The overall use of IoT in the manufacturing sector has revolutionized the manufacturing industry by introducing smart sensors and advanced networking technology. The IoT ecosystem connects heterogeneous processes, personnel, resources, devices, sensors, robotics, heavy machineries, and business procedures in a cohesive way to attain optimum resource usage and enhance the productivity of business processes. In any manufacturing environment, the technologies and devices used to perform everyday tasks vary as per the application, department, laboratory, floor, and building. This is especially true for the environmental and temperature monitoring of the manufacturing environments for some specific applications. The infrastructure required for manufacturing activities is huge and varies according to the industry requirements. IoT devices and control systems are widely used for tracking assets and monitoring the manufacturing tools to obtain and share real-time information, as the finished goods make their way down the production line. In many organizations, streaming the data from manufacturing machines, industrial equipment, pipelines, and other remote devices connected to the IoT creates a massive glut of operational data, which can be analyzed and used for the centralized monitoring of the manufacturing infrastructure.

Centralized monitoring of the manufacturing processes in the automotive industry is executed using indoor location systems. In this system, process operators, manufacturing equipment, and supporting parts are located with the help of radio communication systems. The radio transceiver is arranged in a network of active and passive radio receivers placed on personnel, equipment, or parts. Based on the radio triangulation method, the location of all the resources and parts involved in the manufacturing process is determined.
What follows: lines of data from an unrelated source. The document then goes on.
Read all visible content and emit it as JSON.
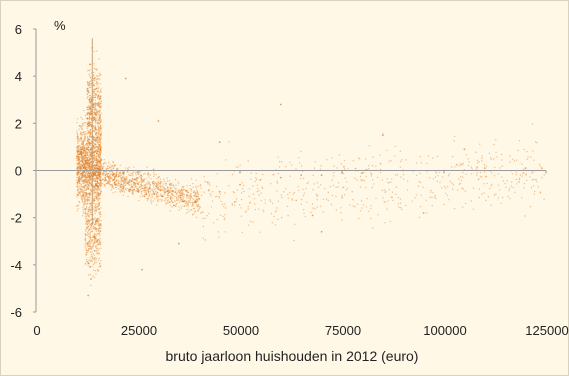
{
  "chart_data": {
    "type": "scatter",
    "title": "",
    "xlabel": "bruto jaarloon huishouden in 2012 (euro)",
    "ylabel": "%",
    "xlim": [
      0,
      125000
    ],
    "ylim": [
      -6,
      6
    ],
    "x_ticks": [
      "0",
      "25000",
      "50000",
      "75000",
      "100000",
      "125000"
    ],
    "y_ticks": [
      "6",
      "4",
      "2",
      "0",
      "-2",
      "-4",
      "-6"
    ],
    "x_tick_values": [
      0,
      25000,
      50000,
      75000,
      100000,
      125000
    ],
    "y_tick_values": [
      6,
      4,
      2,
      0,
      -2,
      -4,
      -6
    ],
    "grid": false,
    "point_color": "#e07a1f",
    "reference_line_x": 13800,
    "series": [
      {
        "values_description_clusters": [
          {
            "x_range": [
              10000,
              16000
            ],
            "y_center": 0.2,
            "y_spread": 1.6
          },
          {
            "x_range": [
              12500,
              16000
            ],
            "y_center": 2.5,
            "y_spread": 1.8
          },
          {
            "x_range": [
              12000,
              16000
            ],
            "y_center": -2.5,
            "y_spread": 1.8
          },
          {
            "x_range": [
              16000,
              40000
            ],
            "y_center": -0.9,
            "y_spread": 0.6
          },
          {
            "x_range": [
              40000,
              125000
            ],
            "y_center": -0.3,
            "y_spread": 1.0
          }
        ],
        "sample_points": [
          [
            10500,
            0.5
          ],
          [
            11000,
            0.1
          ],
          [
            11500,
            -0.2
          ],
          [
            12000,
            0.4
          ],
          [
            12500,
            0.0
          ],
          [
            13000,
            0.3
          ],
          [
            13500,
            0.6
          ],
          [
            14000,
            0.2
          ],
          [
            14500,
            -0.1
          ],
          [
            15000,
            0.1
          ],
          [
            13200,
            4.5
          ],
          [
            13800,
            5.2
          ],
          [
            14200,
            3.6
          ],
          [
            13600,
            2.4
          ],
          [
            14600,
            1.8
          ],
          [
            13000,
            -3.2
          ],
          [
            13500,
            -4.6
          ],
          [
            14100,
            -2.8
          ],
          [
            12800,
            -5.3
          ],
          [
            14800,
            -2.1
          ],
          [
            17000,
            -0.2
          ],
          [
            19000,
            -0.4
          ],
          [
            21000,
            -0.6
          ],
          [
            23000,
            -0.8
          ],
          [
            25000,
            -0.9
          ],
          [
            27000,
            -1.0
          ],
          [
            29000,
            -1.0
          ],
          [
            31000,
            -1.1
          ],
          [
            33000,
            -1.2
          ],
          [
            36000,
            -1.3
          ],
          [
            40000,
            -1.2
          ],
          [
            45000,
            -0.9
          ],
          [
            50000,
            -0.6
          ],
          [
            55000,
            -0.4
          ],
          [
            60000,
            -0.3
          ],
          [
            65000,
            -0.2
          ],
          [
            70000,
            -0.2
          ],
          [
            75000,
            -0.1
          ],
          [
            80000,
            -0.1
          ],
          [
            90000,
            0.0
          ],
          [
            100000,
            0.0
          ],
          [
            110000,
            0.1
          ],
          [
            120000,
            0.1
          ],
          [
            124000,
            0.1
          ],
          [
            45000,
            1.2
          ],
          [
            60000,
            2.8
          ],
          [
            70000,
            -2.6
          ],
          [
            85000,
            1.5
          ],
          [
            95000,
            -1.8
          ],
          [
            30000,
            2.1
          ],
          [
            35000,
            -3.1
          ],
          [
            22000,
            3.9
          ],
          [
            26000,
            -4.2
          ],
          [
            105000,
            0.9
          ]
        ]
      }
    ]
  }
}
The IoT devices used in the transceivers communicate with each other with the help of routers, switches, and other networking devices. IoT devices are being widely used for the implementation of predictive maintenance, which plays a significant role in managing the high-valued factory equipment. The predictive maintenance technique is designed to determine the condition of the in-service manufacturing equipment to predict when maintenance should be performed. This approach promises more cost savings over routine or time-based preventive maintenance, as tasks are performed only when required. Predictive maintenance is also used to evaluate the equipment condition and utilize non-destructive testing technologies, such as infrared, partial discharge and airborne ultrasonic corona detection, vibration analysis, sound level measurements, oil analysis, and other specific online tests.

Over the years, various communication technologies have advanced from hypothetical observations to readily-applied sciences that play a major role in many aspects of the modern life. These technologies include Wi-Fi, Bluetooth, ZigBee, Z-Wave, Insteon, and Digital Enhanced Cordless Telecommunications (DECT). Peer-to-peer solutions, such as AllSeen and Universal Plug and Play (UPnP), are also witnessing accelerated development, and they enable direct device-to-device communication. The growing number of wireless technologies now facilitates communication among devices. This increase in connectivity is expected to lead to a larger base of individuals interested in purchasing IoT devices. High-speed network connectivity has created many new options for organizations across industry verticals. The advancement in the high-speed wireless network technology and the growing number of devices enabled with this technology are increasing rapidly.

Long-term evolution (LTE) is a modern, high-speed wireless communications standard for the mobile phones and data terminals, which supports 4G services. It is easily deployed and optimizes the network connectivity by using separate radio links for the device-to-tower uplink and tower-to-device downlink. LTE is important, as it enables the more efficient use of the ever-limited spectrum available to connect low-power IoT devices with back-end systems. Additionally, the introduction and evolution of internet protocol version 6 (IPv6) are expected to drive the demand for connected technologies in organizations. The deployment of the IPv6 addresses would have a positive impact on IoT-connected devices. IPv6 also makes the management of networks easier, due to auto-pattern capabilities and provides advanced security and privacy measures.